Of rare acid-base disturbances, some are inexplicably favoured by CICM examiners, and other are inexplicably neglected. For some reason pyroglutamic acidosis has been the subject of several SAQs, whereas D-lactic acidosis has never appeared in the exam.

An excellent article on this topic is available. The content below is a brief summary of this article.

Pathophysiology

  • Malabsorbed carbohydrate is fermented by Lactobacillus, Bifidobacterium, Eubacterium and Streptococcus bovis in the colon, producing an excess of D-lactate.
  • This has been a well-recognised problem in ruminants.
  • Normally, humans have a great capacity to metabolise D-lactate (the hepatic metabolism of lactate does not discriminate between isoforms)

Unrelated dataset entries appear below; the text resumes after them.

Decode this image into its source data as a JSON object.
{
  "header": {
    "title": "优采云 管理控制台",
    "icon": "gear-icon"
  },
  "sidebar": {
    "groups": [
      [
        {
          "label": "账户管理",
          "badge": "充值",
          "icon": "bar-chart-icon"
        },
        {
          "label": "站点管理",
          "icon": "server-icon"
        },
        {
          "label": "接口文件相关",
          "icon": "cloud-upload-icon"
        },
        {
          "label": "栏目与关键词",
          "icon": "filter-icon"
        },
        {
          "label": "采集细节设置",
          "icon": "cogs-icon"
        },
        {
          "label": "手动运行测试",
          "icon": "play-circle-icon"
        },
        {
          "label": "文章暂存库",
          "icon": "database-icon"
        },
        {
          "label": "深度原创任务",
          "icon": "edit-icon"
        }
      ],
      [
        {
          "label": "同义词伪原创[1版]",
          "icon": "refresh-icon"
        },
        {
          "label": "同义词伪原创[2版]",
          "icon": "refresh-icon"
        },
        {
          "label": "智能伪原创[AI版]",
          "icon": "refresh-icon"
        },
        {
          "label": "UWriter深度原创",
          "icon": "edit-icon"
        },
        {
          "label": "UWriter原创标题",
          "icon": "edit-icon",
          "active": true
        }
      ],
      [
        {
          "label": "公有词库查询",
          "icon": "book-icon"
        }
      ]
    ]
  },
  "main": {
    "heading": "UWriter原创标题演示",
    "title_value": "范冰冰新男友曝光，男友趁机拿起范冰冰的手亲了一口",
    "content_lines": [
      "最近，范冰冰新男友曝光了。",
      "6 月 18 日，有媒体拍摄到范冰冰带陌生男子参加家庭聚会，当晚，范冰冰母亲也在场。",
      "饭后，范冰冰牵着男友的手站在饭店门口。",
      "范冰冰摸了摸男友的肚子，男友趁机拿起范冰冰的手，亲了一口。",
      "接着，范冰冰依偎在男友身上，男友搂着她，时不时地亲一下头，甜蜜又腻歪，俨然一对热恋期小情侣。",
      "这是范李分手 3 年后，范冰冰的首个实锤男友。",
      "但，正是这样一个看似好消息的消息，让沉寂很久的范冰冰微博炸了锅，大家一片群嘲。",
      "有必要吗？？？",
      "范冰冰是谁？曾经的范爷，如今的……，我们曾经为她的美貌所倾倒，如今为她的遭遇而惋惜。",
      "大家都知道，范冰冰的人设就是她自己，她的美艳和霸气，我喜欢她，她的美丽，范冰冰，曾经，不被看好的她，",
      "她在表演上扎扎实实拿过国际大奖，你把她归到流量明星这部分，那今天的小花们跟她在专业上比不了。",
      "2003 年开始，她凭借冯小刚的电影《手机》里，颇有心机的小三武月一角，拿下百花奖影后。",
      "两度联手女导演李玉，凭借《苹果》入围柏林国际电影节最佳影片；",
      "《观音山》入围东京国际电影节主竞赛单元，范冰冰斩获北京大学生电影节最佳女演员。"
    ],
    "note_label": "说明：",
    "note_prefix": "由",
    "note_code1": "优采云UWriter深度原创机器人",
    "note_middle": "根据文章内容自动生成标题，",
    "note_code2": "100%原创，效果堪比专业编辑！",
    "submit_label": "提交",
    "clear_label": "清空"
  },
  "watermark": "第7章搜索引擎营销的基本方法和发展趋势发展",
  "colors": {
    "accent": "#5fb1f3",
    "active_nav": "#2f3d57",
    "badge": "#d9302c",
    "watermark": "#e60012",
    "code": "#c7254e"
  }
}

Implications for the diagnosis of a high anion gap metabolic acidosis

  • D-lactate is not routinely measured (L-lactate levels look normal)
  • Thus, the patients appear to have a high anion gap metabolic acidosis with a normal lactate

Clinical features

  • Symptoms are neurological: confusion, slurred speech, obtundation and ataxia.
  • Encephalopathy of one sort or another seems to be the most common feature

Risk factors

  • Short gut patients are particularly at risk
  • Post-pancreatectomy patients who fail to take their enzyme supplements
  • Short gut hippies who ingest Lactobacillus tablets to improve their intestinal microflora
  • Symptoms are exacerbated by increased food intake, and are relieved by fasting

References

Uribarri, Jaime, Man S. Oh, and Hugh J. Carroll. "D-lactic acidosis: a review of clinical presentation, biochemical features, and pathophysiologic mechanisms."MEDICINE-BALTIMORE- 77 (1998): 73-82.